I like to take pictures of promising places. The pictures make it easier to visualize what’s under the water when I come back.

Lake Lanier (Feb. 14-17)

Spotted bass will play big at Lanier because they are so much more numerous than the largemouth. There are some really big spots at Lanier, and you don’t have to be fishing a drop shot in 40 feet of water to catch them.

I’ll be looking for docks and points close to the main lake or a creek channel. Those are places where the bass can slide up and get a belly full and slide back out. I believe a 6th Sense Provoke Jerkbait will catch them from docks and points. That bait comes in a short and along bill model and there will be places for both.

Jigs should also play there in February. I’ll probably be fishing a casting jig around the docks and a football jig on the points. A shaky head is a really good bait in winter and early spring. I’ll tempt Lanier’s spots with a 1/4-ounce TruSouth Custom Lures shaky head jig with a straight tail 6-inch worm.

Tennessee River March 15-17 (Bassmaster Classic)

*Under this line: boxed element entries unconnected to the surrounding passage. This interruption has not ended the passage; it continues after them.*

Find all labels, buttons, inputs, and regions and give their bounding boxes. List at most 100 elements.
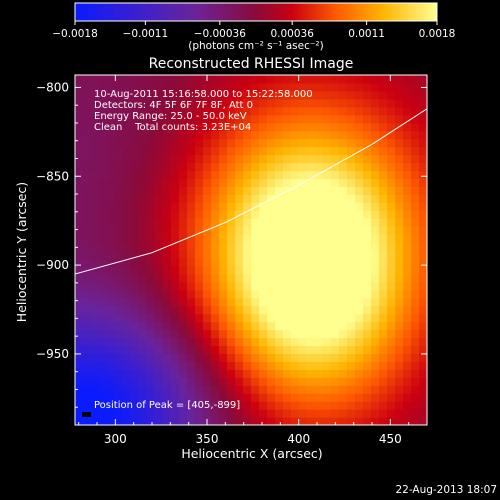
heatmap-cell [243,202,252,211]
heatmap-cell [219,154,228,164]
heatmap-cell [243,250,252,259]
heatmap-cell [419,162,427,172]
heatmap-cell [371,361,380,370]
heatmap-cell [243,385,252,394]
heatmap-cell [307,393,316,402]
heatmap-cell [363,226,372,235]
heatmap-cell [315,98,324,108]
heatmap-cell [139,130,148,140]
heatmap-cell [99,250,108,259]
heatmap-cell [91,401,100,410]
heatmap-cell [251,122,260,132]
heatmap-cell [307,138,316,148]
heatmap-cell [107,345,116,355]
heatmap-cell [267,75,276,84]
heatmap-cell [259,226,268,235]
heatmap-cell [235,289,244,299]
heatmap-cell [267,321,276,331]
heatmap-cell [267,353,276,362]
heatmap-cell [307,90,316,100]
heatmap-cell [155,186,164,195]
heatmap-cell [259,234,268,243]
heatmap-cell [91,385,100,394]
heatmap-cell [155,297,164,307]
heatmap-cell [171,122,180,132]
heatmap-cell [259,377,268,386]
heatmap-cell [259,353,268,362]
heatmap-cell [259,409,268,418]
heatmap-cell [315,234,324,243]
heatmap-cell [419,289,427,299]
heatmap-cell [83,242,92,251]
heatmap-cell [203,234,212,243]
heatmap-cell [203,257,212,267]
heatmap-cell [107,281,116,291]
heatmap-cell [323,417,332,425]
heatmap-cell [243,353,252,362]
heatmap-cell [419,329,427,339]
heatmap-cell [163,361,172,370]
heatmap-cell [315,409,324,418]
heatmap-cell [259,122,268,132]
heatmap-cell [107,369,116,378]
heatmap-cell [347,393,356,402]
heatmap-cell [187,305,196,315]
heatmap-cell [379,393,388,402]
heatmap-cell [171,138,180,148]
heatmap-cell [339,273,348,283]
heatmap-cell [155,289,164,299]
heatmap-cell [411,353,420,362]
heatmap-cell [283,417,292,425]
heatmap-cell [267,226,276,235]
heatmap-cell [283,170,292,180]
heatmap-cell [107,313,116,323]
heatmap-cell [307,210,316,219]
heatmap-cell [91,337,100,347]
heatmap-cell [419,138,427,148]
heatmap-cell [323,162,332,172]
heatmap-cell [203,122,212,132]
heatmap-cell [187,297,196,307]
heatmap-cell [323,250,332,259]
heatmap-cell [251,194,260,203]
heatmap-cell [259,114,268,124]
heatmap-cell [243,409,252,418]
heatmap-cell [163,234,172,243]
heatmap-cell [363,385,372,394]
x-tick-label: 450 [379,432,402,446]
heatmap-cell [83,218,92,227]
heatmap-cell [267,162,276,172]
heatmap-cell [299,393,308,402]
heatmap-cell [283,90,292,100]
heatmap-cell [243,242,252,251]
heatmap-cell [187,194,196,203]
heatmap-cell [371,75,380,84]
heatmap-cell [203,385,212,394]
heatmap-cell [419,337,427,347]
heatmap-cell [307,417,316,425]
heatmap-cell [83,369,92,378]
heatmap-cell [219,353,228,362]
heatmap-cell [403,377,412,386]
heatmap-cell [115,361,124,370]
heatmap-cell [275,234,284,243]
heatmap-cell [307,146,316,156]
heatmap-cell [315,106,324,116]
heatmap-cell [171,82,180,92]
heatmap-cell [83,106,92,116]
heatmap-cell [171,162,180,172]
heatmap-cell [363,297,372,307]
heatmap-cell [107,178,116,187]
heatmap-cell [419,210,427,219]
heatmap-cell [339,281,348,291]
heatmap-cell [211,281,220,291]
heatmap-cell [219,194,228,203]
heatmap-cell [267,257,276,267]
heatmap-cell [323,369,332,378]
heatmap-cell [315,257,324,267]
heatmap-cell [139,75,148,84]
heatmap-cell [347,98,356,108]
heatmap-cell [379,345,388,355]
heatmap-cell [91,130,100,140]
heatmap-cell [187,401,196,410]
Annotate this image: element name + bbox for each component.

There will probably be fish in transition from their winter to prespawn patterns on the Tennessee River in mid March. I’ll focus my attention in practice up shallow where the bass will be coming to that time of year.

The bass will be gathered outside of spawning areas on rocky and pea gravel banks and points. There are typically cold mornings and days that time of year and the rocks hold the sun’s heat. The heat attracts the bass.

The creeks will be a good place to start looking for them during the official practice days before the Classic, but a lot of people overlook main-lake rocky points that lead into spawning pockets. I believe moving style baits will work there. That includes square bills, crankbaits that dive 6 to 8 feet deep, Chatterbaits and spinnerbaits. 

Lake Hartwell (April 4-7)

The Hartwell tournament will definitely be a late prespawn-spawning deal. In pre-practice I’ll be looking for shallow boat docks and shallow pockets that have the right ingredients for spawning. That could be a sandy bottom, rocks and laydowns in the backs of pockets.

There could be sight fishing for spawning bass during the tournament, but fishing a wacky worm around docks should do very well. And there’s likely to be a chatterbait and spinnerbait bite going in the backs of creeks, too.

It’s hard to overcome the urge to fish when you’re scouting months ahead of time. I will fish for a couple of hours between riding around and scouting. But I can’t let myself get caught up in how I’m catching fish in pre-practice and think it’s going to work when the tournament comes around.